Quiso a los gatos como si fuera loca. Ellos la acompañaban por las veredas de la vida envuelta en vino tinto, harapos y garabatos.
Recorría la ciudad como los perros vagos. Sin dirección conocida. Enloqueció, dice la cultura popular o las malas lenguas -que no es lo mismo, por supuesto- de amor. De amor sí, pero de amor no correspondido. O mejor dicho de amor prohibido. Siendo, la empleada de un próspero comerciante iquiqueño, se enamoró de quien no debía: de su jefe.
Las penas de amor la enloquecen y el vino termina su trabajo.

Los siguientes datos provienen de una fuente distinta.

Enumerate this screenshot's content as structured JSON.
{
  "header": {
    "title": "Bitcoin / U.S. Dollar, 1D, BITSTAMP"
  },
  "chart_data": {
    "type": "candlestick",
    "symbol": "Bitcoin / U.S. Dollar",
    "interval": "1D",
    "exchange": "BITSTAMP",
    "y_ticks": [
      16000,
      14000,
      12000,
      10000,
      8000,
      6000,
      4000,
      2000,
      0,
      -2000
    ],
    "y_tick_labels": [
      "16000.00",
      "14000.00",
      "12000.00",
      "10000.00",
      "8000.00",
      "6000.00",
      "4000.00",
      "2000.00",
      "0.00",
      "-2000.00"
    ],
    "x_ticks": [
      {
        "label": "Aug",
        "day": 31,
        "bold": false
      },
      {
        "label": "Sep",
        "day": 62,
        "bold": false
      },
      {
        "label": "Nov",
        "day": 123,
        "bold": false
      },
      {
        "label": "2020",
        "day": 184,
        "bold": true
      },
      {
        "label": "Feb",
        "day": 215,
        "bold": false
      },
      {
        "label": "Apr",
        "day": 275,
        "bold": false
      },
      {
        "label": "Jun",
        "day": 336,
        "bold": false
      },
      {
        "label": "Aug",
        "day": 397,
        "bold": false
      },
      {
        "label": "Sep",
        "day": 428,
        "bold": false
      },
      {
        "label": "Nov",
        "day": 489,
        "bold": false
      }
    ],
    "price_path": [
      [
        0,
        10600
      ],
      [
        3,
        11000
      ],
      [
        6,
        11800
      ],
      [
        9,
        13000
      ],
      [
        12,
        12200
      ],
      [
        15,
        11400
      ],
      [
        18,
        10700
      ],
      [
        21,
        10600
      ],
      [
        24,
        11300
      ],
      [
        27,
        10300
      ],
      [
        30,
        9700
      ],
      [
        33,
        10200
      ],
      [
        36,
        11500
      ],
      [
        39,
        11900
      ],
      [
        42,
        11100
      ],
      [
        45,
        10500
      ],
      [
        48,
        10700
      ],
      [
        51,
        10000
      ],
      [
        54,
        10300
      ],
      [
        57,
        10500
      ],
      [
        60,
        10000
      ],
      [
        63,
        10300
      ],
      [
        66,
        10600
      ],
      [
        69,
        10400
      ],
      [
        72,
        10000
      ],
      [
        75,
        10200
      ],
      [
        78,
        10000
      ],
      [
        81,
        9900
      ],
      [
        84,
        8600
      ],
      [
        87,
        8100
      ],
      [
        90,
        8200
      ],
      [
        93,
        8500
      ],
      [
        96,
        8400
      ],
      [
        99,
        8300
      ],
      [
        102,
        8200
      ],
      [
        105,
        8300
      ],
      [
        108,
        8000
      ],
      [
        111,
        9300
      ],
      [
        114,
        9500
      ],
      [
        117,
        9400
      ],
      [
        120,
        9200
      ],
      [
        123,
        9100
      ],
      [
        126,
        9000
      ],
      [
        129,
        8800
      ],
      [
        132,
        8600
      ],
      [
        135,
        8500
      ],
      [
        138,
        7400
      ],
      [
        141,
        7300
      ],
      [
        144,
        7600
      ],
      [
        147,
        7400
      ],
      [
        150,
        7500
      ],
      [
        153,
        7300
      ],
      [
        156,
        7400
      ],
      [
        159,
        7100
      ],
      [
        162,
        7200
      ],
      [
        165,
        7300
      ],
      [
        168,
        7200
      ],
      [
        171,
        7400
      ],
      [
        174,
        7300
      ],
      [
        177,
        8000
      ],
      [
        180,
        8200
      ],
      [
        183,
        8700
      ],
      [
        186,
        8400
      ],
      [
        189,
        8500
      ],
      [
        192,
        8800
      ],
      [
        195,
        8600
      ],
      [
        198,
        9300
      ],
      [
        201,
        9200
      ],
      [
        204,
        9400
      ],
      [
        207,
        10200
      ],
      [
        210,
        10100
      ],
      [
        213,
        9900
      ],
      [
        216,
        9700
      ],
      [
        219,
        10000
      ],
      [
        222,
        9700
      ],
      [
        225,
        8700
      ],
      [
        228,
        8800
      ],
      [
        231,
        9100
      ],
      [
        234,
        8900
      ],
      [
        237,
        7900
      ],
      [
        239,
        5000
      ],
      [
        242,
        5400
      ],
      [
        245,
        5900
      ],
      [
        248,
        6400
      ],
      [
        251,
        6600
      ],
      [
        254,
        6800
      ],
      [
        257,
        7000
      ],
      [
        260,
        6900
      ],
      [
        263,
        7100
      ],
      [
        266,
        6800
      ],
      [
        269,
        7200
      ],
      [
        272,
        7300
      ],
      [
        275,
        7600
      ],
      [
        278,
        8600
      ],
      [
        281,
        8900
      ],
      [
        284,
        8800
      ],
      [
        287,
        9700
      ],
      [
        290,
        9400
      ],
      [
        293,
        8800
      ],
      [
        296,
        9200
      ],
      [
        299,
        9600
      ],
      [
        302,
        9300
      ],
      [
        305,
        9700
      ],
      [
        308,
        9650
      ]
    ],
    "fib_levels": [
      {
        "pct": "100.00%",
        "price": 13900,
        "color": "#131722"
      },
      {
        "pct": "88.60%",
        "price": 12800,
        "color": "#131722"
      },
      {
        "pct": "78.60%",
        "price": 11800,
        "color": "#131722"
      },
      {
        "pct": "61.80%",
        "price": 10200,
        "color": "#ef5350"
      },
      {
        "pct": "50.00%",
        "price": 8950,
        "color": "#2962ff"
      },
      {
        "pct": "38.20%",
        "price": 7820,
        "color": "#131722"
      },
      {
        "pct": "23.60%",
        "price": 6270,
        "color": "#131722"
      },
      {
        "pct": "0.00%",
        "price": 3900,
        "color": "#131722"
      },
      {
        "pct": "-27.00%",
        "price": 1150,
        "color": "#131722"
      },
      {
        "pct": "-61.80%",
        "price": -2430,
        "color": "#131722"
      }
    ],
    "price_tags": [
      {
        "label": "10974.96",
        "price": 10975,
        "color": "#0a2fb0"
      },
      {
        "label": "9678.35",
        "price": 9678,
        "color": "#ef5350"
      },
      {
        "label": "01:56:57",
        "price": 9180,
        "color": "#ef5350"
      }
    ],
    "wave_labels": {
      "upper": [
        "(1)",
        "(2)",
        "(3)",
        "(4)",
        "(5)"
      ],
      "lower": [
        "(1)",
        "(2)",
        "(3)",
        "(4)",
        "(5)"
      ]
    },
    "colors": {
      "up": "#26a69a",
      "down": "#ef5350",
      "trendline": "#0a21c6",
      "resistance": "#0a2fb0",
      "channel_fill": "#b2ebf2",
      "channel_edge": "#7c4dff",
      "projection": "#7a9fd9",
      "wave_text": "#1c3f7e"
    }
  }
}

La calle fue su segundo hogar. Los gatos sus aliados, los depositarios de tanto amor desperdiciado. Se llenó de harapos como queriendo soñar los vestidos que su amante le prometió alguna noche de amor. El traje blanco con que se soñó entrando a la Catedral.
La única vez que la escuchábamos hablar fue cuando respondía al gastado, pero no por ello menos hiriente, «Loca de los Gatos». Entonces era rabia en forma de garabatos; era el odio que viajaba en adjetivos. Era la bronca contra la vida.
La Loca de los Gatos ayudó a construir cierto discurso estético de los años sesenta en el puerto que bajó las banderas negras, gracias a la llegada de la industria pesquera. Era impensable el centro de la ciudad sin ella, sin sus gatos, sin sus harapos, sin sus garabatos, y sobre todo, sin su locura.
Entre tanto olor a pesquera, entre tanta chancha de los bares del Mercado Municipal, un día se nos fue con sus gatos. Estos con sus siete vidas habrán seguido merodeando por ahí. Ella, a lo mejor, en el altar mayor, le da el sí a su amante de siempre.